Затем, так и оставив её в кабинете, я вышел наружу, в ночь, тяжёлую, летнюю, мрачную. С неба как будто сыпался чёрный песок, пахнущий кровью, пустыней, закатом. Я подумал о Берте, бледной и рыхлой рептилии, жалко распластанной там, на твёрдом полу. Бабочка-капустница, ржавыми булавками приколотая к жёсткому картону.

Я сел в машину, и та понеслась, точно живая, на запад, во тьму, к оврагу, где рыжие волки пируют над россыпью чёрных костей, а шиповник пылает пурпурными язвами…


Я доехал до кладбища минут за десять. Звёзды были солёными, тусклыми, словно у тысячеглазого Аргуса все глаза затянуло стеклянными синими бельмами.

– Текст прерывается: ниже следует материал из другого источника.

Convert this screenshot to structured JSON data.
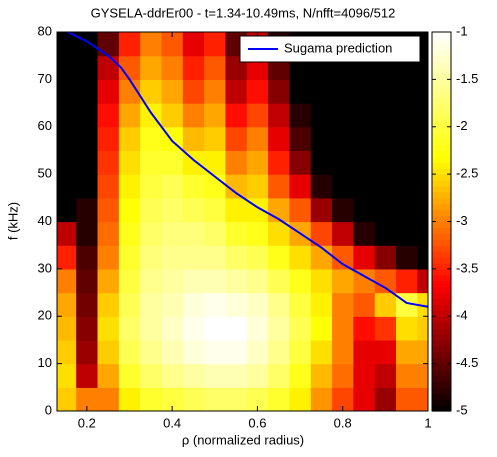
{
  "chart_data": {
    "type": "heatmap",
    "title": "GYSELA-ddrEr00 - t=1.34-10.49ms, N/nfft=4096/512",
    "xlabel": "ρ (normalized radius)",
    "ylabel": "f (kHz)",
    "xlim": [
      0.13,
      1
    ],
    "ylim": [
      0,
      80
    ],
    "xticks": [
      0.2,
      0.4,
      0.6,
      0.8,
      1
    ],
    "yticks": [
      0,
      10,
      20,
      30,
      40,
      50,
      60,
      70,
      80
    ],
    "x": [
      0.15,
      0.2,
      0.25,
      0.3,
      0.35,
      0.4,
      0.45,
      0.5,
      0.55,
      0.6,
      0.65,
      0.7,
      0.75,
      0.8,
      0.85,
      0.9,
      0.95,
      1.0
    ],
    "y": [
      2.5,
      7.5,
      12.5,
      17.5,
      22.5,
      27.5,
      32.5,
      37.5,
      42.5,
      47.5,
      52.5,
      57.5,
      62.5,
      67.5,
      72.5,
      77.5
    ],
    "z": [
      [
        -2.6,
        -3,
        -3,
        -2.4,
        -2.1,
        -2,
        -1.9,
        -1.8,
        -1.8,
        -1.9,
        -2.1,
        -2.4,
        -2.9,
        -3.3,
        -3.8,
        -4.2,
        -3.2,
        -3.2
      ],
      [
        -2.5,
        -4,
        -2.8,
        -2.1,
        -1.8,
        -1.6,
        -1.5,
        -1.4,
        -1.4,
        -1.5,
        -1.8,
        -2.2,
        -2.7,
        -3.1,
        -3.8,
        -4,
        -3,
        -3
      ],
      [
        -2.6,
        -4.2,
        -2.6,
        -1.9,
        -1.6,
        -1.4,
        -1.2,
        -1.1,
        -1.1,
        -1.3,
        -1.6,
        -2,
        -2.5,
        -3,
        -3.8,
        -3.8,
        -2.8,
        -2.8
      ],
      [
        -2.7,
        -4.3,
        -2.5,
        -1.8,
        -1.5,
        -1.3,
        -1.1,
        -1,
        -1,
        -1.2,
        -1.5,
        -1.9,
        -2.3,
        -3,
        -3.6,
        -3.4,
        -2.5,
        -2.6
      ],
      [
        -2.8,
        -4.4,
        -2.6,
        -1.9,
        -1.5,
        -1.4,
        -1.2,
        -1.1,
        -1.2,
        -1.3,
        -1.6,
        -2,
        -2.4,
        -3,
        -3.2,
        -2.6,
        -2,
        -2.5
      ],
      [
        -3,
        -4.5,
        -2.8,
        -2,
        -1.6,
        -1.5,
        -1.4,
        -1.4,
        -1.5,
        -1.6,
        -1.9,
        -2.2,
        -2.5,
        -2.8,
        -3,
        -3.2,
        -3.5,
        -4
      ],
      [
        -3.5,
        -4.6,
        -3,
        -2.1,
        -1.7,
        -1.6,
        -1.6,
        -1.6,
        -1.8,
        -1.9,
        -2.2,
        -2.5,
        -2.8,
        -3.2,
        -3.8,
        -4.3,
        -4.8,
        -5
      ],
      [
        -4,
        -4.8,
        -3.1,
        -2.2,
        -1.8,
        -1.7,
        -1.7,
        -1.8,
        -2.1,
        -2.2,
        -2.5,
        -2.8,
        -3.3,
        -4,
        -4.8,
        -5,
        -5,
        -5
      ],
      [
        -5,
        -4.8,
        -3.2,
        -2.3,
        -1.9,
        -1.8,
        -1.9,
        -2,
        -2.4,
        -2.4,
        -2.8,
        -3.2,
        -4.2,
        -4.8,
        -5,
        -5,
        -5,
        -5
      ],
      [
        -5,
        -5,
        -3.3,
        -2.4,
        -2,
        -1.9,
        -2.1,
        -2.2,
        -2.7,
        -2.6,
        -3.2,
        -3.8,
        -4.8,
        -5,
        -5,
        -5,
        -5,
        -5
      ],
      [
        -5,
        -5,
        -3.4,
        -2.5,
        -2.1,
        -2.1,
        -2.4,
        -2.4,
        -3,
        -2.8,
        -3.5,
        -4.3,
        -5,
        -5,
        -5,
        -5,
        -5,
        -5
      ],
      [
        -5,
        -5,
        -3.5,
        -2.6,
        -2.2,
        -2.3,
        -2.7,
        -2.6,
        -3.3,
        -3,
        -3.8,
        -4.6,
        -5,
        -5,
        -5,
        -5,
        -5,
        -5
      ],
      [
        -5,
        -5,
        -3.6,
        -2.8,
        -2.4,
        -2.6,
        -3,
        -2.8,
        -3.6,
        -3.3,
        -4,
        -4.8,
        -5,
        -5,
        -5,
        -5,
        -5,
        -5
      ],
      [
        -5,
        -5,
        -3.8,
        -3,
        -2.6,
        -2.8,
        -3.3,
        -3,
        -4,
        -3.6,
        -4.3,
        -5,
        -5,
        -5,
        -5,
        -5,
        -5,
        -5
      ],
      [
        -5,
        -5,
        -4,
        -3.2,
        -2.8,
        -3,
        -3.5,
        -3.2,
        -4.2,
        -3.8,
        -4.5,
        -5,
        -5,
        -5,
        -5,
        -5,
        -5,
        -5
      ],
      [
        -5,
        -5,
        -4.5,
        -3.5,
        -3,
        -3.2,
        -3.8,
        -3.5,
        -4.5,
        -4,
        -4.8,
        -5,
        -5,
        -5,
        -5,
        -5,
        -5,
        -5
      ]
    ],
    "colormap": "hot",
    "clim": [
      -5,
      -1
    ],
    "cticks": [
      -5,
      -4.5,
      -4,
      -3.5,
      -3,
      -2.5,
      -2,
      -1.5,
      -1
    ],
    "legend": "upper right",
    "series": [
      {
        "name": "Sugama prediction",
        "type": "line",
        "color": "#0000ff",
        "x": [
          0.155,
          0.2,
          0.25,
          0.28,
          0.3,
          0.35,
          0.4,
          0.45,
          0.5,
          0.55,
          0.6,
          0.65,
          0.7,
          0.75,
          0.8,
          0.85,
          0.9,
          0.95,
          1.0
        ],
        "values": [
          80,
          78,
          75,
          72.5,
          70,
          63,
          57,
          53,
          49.5,
          46,
          43,
          40.5,
          37.5,
          34.5,
          31,
          28.5,
          26,
          22.8,
          22
        ]
      }
    ]
  }
}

Калитка испачкала мне ладони пронзительно пахнущей ржавчиной.

Кровь пахнет ржавчиной.

Кровь. Алые браслеты на белых запястьях.

В слепом полумраке я наизусть отыскал это место. Её могилу.

Паутина и грязь покрывали надгробие, точно проказа. Я смотрел на него, серое, как пепелище, и видел её короткое имя: Изабель; чужую, не нужную мне фамилию, и две даты: рождения и смерти.

Между этими датами, точно в тисках, были зажаты, были расплющены её девятнадцать лет; её короткая горячечная жизнь. Жизнь богатой истеричной девочки, потерявшей родителей (где-то живших, но равнодушно-далёких, как пожелтевшие лица портретов) и заточённой одной, словно в фамильном склепе, в роскошном доме, где на кроватях лежали холодные шёлковые простыни, а из пустых провалов зеркал по ночам выходили пыльные тени.

Девятнадцать лет. Облезлый волчонок с медовыми злыми глазами, оставлявший клочья вырванной с мясом окровавленной шерсти на удушливых пышных коврах, заглушавших её полночные вопли. Она тушила об эти ковры сигареты, оставляя чёрные дыры (точно проколы вместо глаз на старых фотографиях) и разбивала о зеркала бокалы с красным вином, заливавшим её подбородок и шею.

Красное вино, красное, как кровь…

Девятнадцать сожжённых, изрезанных шрамами лет — и из них два отчаянных года, когда мы нашлись и были вдвоём — одинокие дети с позолоченными чёрными губами; мальчик и девочка, два одичавших израненных волка, отыскавшие вдруг своё отражение посреди раскалённой пустыни и припавшие, точно к куску свежего мяса. Мы обожали и ненавидели, мы раздирали друг друга когтями и сладострастно лизали раны. Мы танцевали, зажмурив глаза, над жерлом вулкана, пока Изабель не рухнула вниз, а я остался стоять на краю, цепляясь за воздух мёртвыми лапами…

В свой девятнадцатый день рождения Изабель перерезала вены.

Когда я пришёл, она была ещё жива и плавала в ванне с алой водой — бессильная, приторно-белая, точно кувшинка в кровавом пруду.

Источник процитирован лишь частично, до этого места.